Valorisations et notations : encore des inefficiences à exploiter
Dans les économies émergentes, de nombreuses entreprises souffrent encore d’un biais de perception lié à leur environnement souverain. Dans certains cas, la notation des émetteurs reste en effet plafonnée par celle de leur pays. C’est notamment le cas en Argentine, où plusieurs entreprises présentent des fondamentaux robustes – levier modéré, gouvernance solide, réserves de liquidités confortables – tout en étant notées CCC.
L’identification de ces écarts entre la qualité intrinsèque des sociétés et la notation de crédit constitue donc un gisement d’alpha2 pour les investisseurs les plus sélectifs.
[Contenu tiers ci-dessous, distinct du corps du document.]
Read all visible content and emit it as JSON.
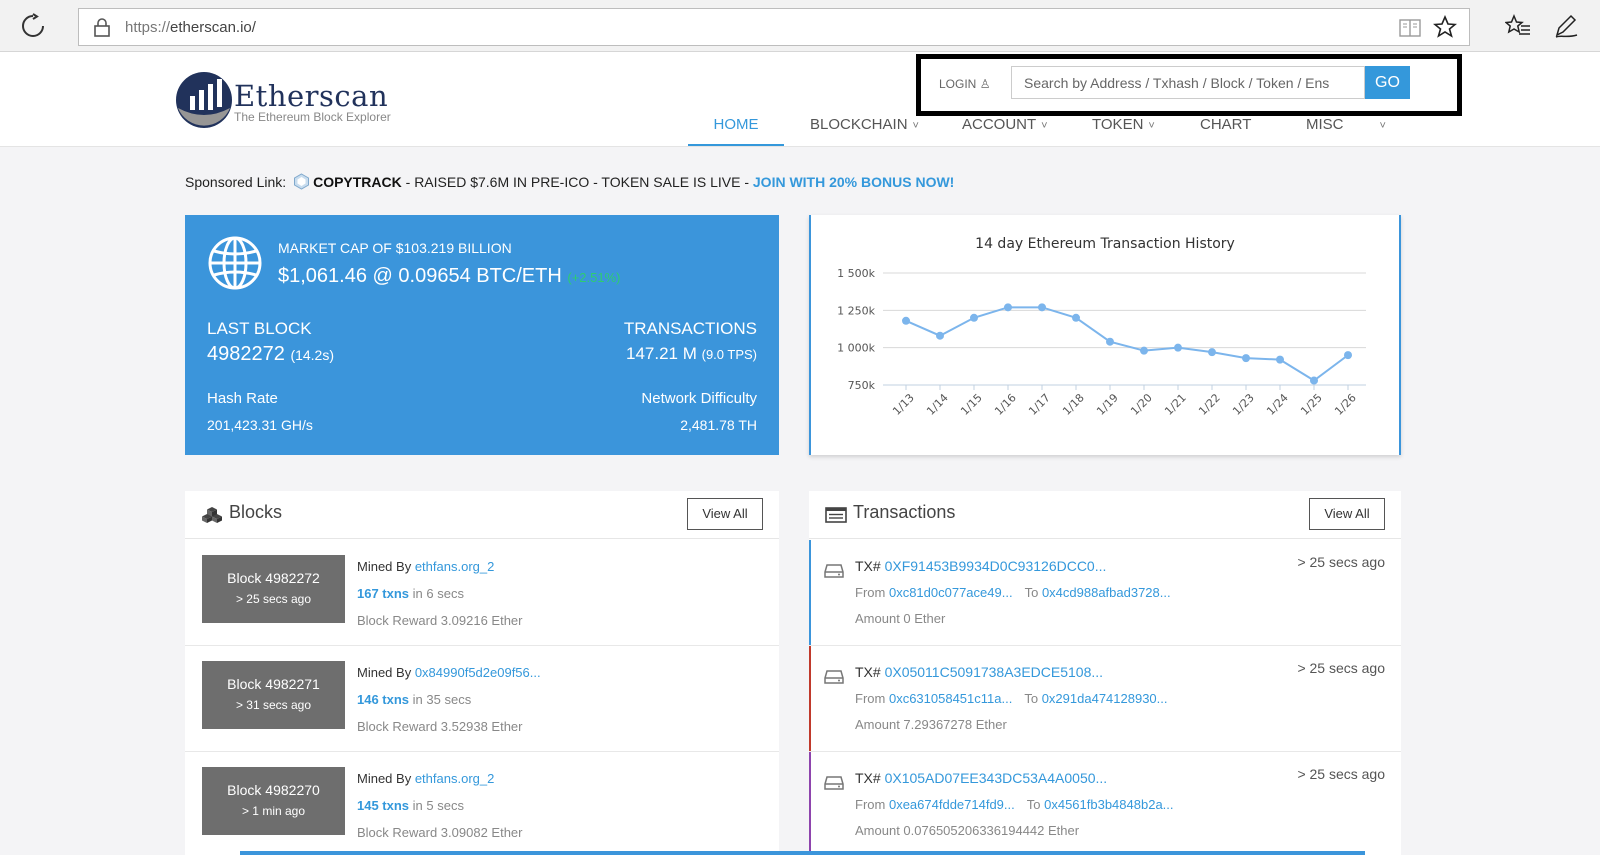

Des facteurs techniques et un différentiel de cycle macroéconomique en faveur des pays émergents
Après trois années de décollecte (-137 milliards de dollars), la classe d’actifs retrouve progressivement un point d’équilibre3. La base d’investisseurs s’est en effet progressivement stabilisée, et le potentiel de flux entrants apparaît désormais supérieur à celui des sorties (voir graphique ci-dessous).
Le contexte macroéconomique joue également en faveur des marchés émergents. Le FMI anticipe une croissance de 3,7% dans les pays émergents en 2025, contre seulement 1,4% dans les pays développés. Plusieurs pays affichent des perspectives particulièrement solides : +5,5% attendus en Argentine, +3,0% au Nigeria, +2,8% au Pérou, +2,4% en Colombie, +2,7% en Turquie, et +2,0% au Brésil.4
Autre facteur de soutien : la récente dépréciation du dollar, en recul de 8,9% depuis janvier 2025. Cette tendance allège la pression sur les souverains émergents, dont les recettes sont majoritairement en monnaie locale alors que leur dette est libellée en dollars. Côté entreprises, la situation vis-à-vis du dollar est moins sensible : bon nombre d’entre elles génèrent leurs revenus directement en USD, ce qui leur permet de couvrir leurs engagements financiers en dollar. En revanche, la dépréciation du dollar est très favorable pour le sentiment général de la classe d’actifs.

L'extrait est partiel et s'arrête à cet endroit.